When lawyer-turned-documentarian Frederick Wiseman filmed the abusive conditions in a Massachusetts state prison for the criminally insane in 1967, he probably never imagined that his controversial account would one day transfer onto the stage. But 50 years later, he and Minneapolis choreographer James Sewell have accomplished the unthinkable. Their deeply affecting collaboration premiered Friday night at the Cowles Center in Minneapolis.

The ballet doesn't re-enact the film; it references scenes and atmosphere. Steven Rydberg's set and costumes are chillingly bleak, marked by startling pops of color. Lenny Pickett's score is an appropriately twisted array of musical genres and off-kilter rhythms blended with looped dialogue from the movie. These elements make up the cinematic landscape within which Sewell places his company members, all of whom embrace roles they may never shake off.

The work explores a battle between body and mind — when the psyche is tormented from within, what is the outward physical response? In Sewell's choreography, this question is answered through a combination of awkward grace, anxiously twisting hands, raging abandon and facial expressions that shatter when hope turns to hurt.

But just as often, the torment comes from the outside. It's seen in the cruelty of callous professionals, treatments akin to torture, the depravity of guards who use the inmates as entertainment (thus the title "Titicut Follies," the annual talent show).
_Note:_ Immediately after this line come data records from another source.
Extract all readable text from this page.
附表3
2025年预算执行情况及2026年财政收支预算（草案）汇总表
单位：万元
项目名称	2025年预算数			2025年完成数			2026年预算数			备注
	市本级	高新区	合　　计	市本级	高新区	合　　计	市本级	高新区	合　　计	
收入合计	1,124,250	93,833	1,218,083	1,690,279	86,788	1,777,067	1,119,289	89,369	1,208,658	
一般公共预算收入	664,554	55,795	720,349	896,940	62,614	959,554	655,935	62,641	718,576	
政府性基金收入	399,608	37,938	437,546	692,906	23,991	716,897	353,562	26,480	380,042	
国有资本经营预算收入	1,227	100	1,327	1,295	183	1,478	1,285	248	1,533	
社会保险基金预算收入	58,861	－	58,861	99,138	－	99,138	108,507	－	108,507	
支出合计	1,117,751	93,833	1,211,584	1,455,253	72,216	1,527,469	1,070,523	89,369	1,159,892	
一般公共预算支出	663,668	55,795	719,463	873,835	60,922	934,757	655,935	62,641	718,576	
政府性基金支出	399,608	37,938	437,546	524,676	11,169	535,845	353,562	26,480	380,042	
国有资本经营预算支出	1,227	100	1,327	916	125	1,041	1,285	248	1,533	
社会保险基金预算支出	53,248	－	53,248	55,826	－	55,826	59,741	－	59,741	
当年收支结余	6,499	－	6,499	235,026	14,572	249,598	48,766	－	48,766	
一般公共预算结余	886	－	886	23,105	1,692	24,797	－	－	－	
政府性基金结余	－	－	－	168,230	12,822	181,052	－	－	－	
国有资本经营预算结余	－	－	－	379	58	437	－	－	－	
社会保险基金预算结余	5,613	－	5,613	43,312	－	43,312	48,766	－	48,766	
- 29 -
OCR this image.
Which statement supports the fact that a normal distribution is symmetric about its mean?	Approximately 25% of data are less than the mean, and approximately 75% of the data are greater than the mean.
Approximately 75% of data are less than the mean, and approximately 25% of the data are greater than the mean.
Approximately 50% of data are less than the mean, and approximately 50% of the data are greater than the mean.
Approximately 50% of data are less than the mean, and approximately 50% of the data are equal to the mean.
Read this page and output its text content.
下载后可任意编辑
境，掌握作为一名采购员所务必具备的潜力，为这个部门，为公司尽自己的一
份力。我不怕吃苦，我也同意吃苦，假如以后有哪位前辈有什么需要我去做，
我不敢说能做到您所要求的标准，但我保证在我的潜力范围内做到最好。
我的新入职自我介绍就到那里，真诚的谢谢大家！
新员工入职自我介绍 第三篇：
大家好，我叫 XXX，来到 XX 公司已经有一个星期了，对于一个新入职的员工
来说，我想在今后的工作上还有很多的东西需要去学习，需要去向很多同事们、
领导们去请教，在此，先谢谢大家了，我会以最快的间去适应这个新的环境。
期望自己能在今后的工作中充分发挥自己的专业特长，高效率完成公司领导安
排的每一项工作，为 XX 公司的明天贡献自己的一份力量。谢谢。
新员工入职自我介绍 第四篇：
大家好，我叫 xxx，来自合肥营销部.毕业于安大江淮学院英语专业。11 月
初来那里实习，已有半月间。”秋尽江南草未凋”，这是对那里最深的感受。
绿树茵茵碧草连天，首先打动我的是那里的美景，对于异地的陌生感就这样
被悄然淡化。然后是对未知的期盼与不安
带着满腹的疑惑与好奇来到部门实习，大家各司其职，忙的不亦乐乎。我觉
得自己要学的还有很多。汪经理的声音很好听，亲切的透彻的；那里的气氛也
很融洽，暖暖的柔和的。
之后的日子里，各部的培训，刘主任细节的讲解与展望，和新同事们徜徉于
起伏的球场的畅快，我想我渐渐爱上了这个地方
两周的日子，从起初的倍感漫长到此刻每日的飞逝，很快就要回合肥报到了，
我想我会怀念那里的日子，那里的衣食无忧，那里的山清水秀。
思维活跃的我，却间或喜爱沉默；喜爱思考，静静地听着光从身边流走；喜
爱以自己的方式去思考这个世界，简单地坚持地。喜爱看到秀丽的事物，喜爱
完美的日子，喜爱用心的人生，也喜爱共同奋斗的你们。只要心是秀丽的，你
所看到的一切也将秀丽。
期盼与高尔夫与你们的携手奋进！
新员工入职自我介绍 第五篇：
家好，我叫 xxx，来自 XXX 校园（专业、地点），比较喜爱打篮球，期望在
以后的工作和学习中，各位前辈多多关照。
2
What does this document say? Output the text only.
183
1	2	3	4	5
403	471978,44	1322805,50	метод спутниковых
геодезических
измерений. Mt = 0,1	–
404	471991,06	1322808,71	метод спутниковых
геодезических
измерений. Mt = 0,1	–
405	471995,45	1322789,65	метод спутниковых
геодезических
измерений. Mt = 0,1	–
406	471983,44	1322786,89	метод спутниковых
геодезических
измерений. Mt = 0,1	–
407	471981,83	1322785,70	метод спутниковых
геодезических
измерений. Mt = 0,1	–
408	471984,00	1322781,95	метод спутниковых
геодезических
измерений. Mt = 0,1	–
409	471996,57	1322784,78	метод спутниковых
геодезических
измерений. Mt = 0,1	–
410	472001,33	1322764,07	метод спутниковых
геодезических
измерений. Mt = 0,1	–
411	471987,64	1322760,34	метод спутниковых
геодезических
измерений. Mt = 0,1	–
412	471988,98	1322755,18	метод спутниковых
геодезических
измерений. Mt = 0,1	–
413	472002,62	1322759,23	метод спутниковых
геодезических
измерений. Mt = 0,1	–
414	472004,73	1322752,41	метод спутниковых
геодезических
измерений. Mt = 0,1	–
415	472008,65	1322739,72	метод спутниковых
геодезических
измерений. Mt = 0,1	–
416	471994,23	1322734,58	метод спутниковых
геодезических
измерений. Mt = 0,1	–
It is the heartbreaking moment when supposed caretakers bully guest artist Myron Johnson, a haunted man in solitary confinement (his vulnerability is terrifying). And it is the mock jazz funeral when an inmate's body is laid to rest.

In a fascinating twist, Sewell inserts a scene with him performing Vaslav Nijinsky's 1912 ballet, "Afternoon of a Faun." The onetime star of the famed Ballets Russes fell into madness later on. The reference is a through-line between the collaborators and their subject matter.

Sewell and Wiseman tell the stories of reviled people without romanticizing their experiences. This is a critical break from many ballets in which happy endings, or a semblance of peace, are the norm. "Titicut Follies" offers neither, nor should it. Sometimes we must bear witness to things we do not want to see or know. A ballet is an unexpected vehicle for doing so, but in this case it's a bold and often brilliant choice.

Caroline Palmer is a Twin Cities dance critic.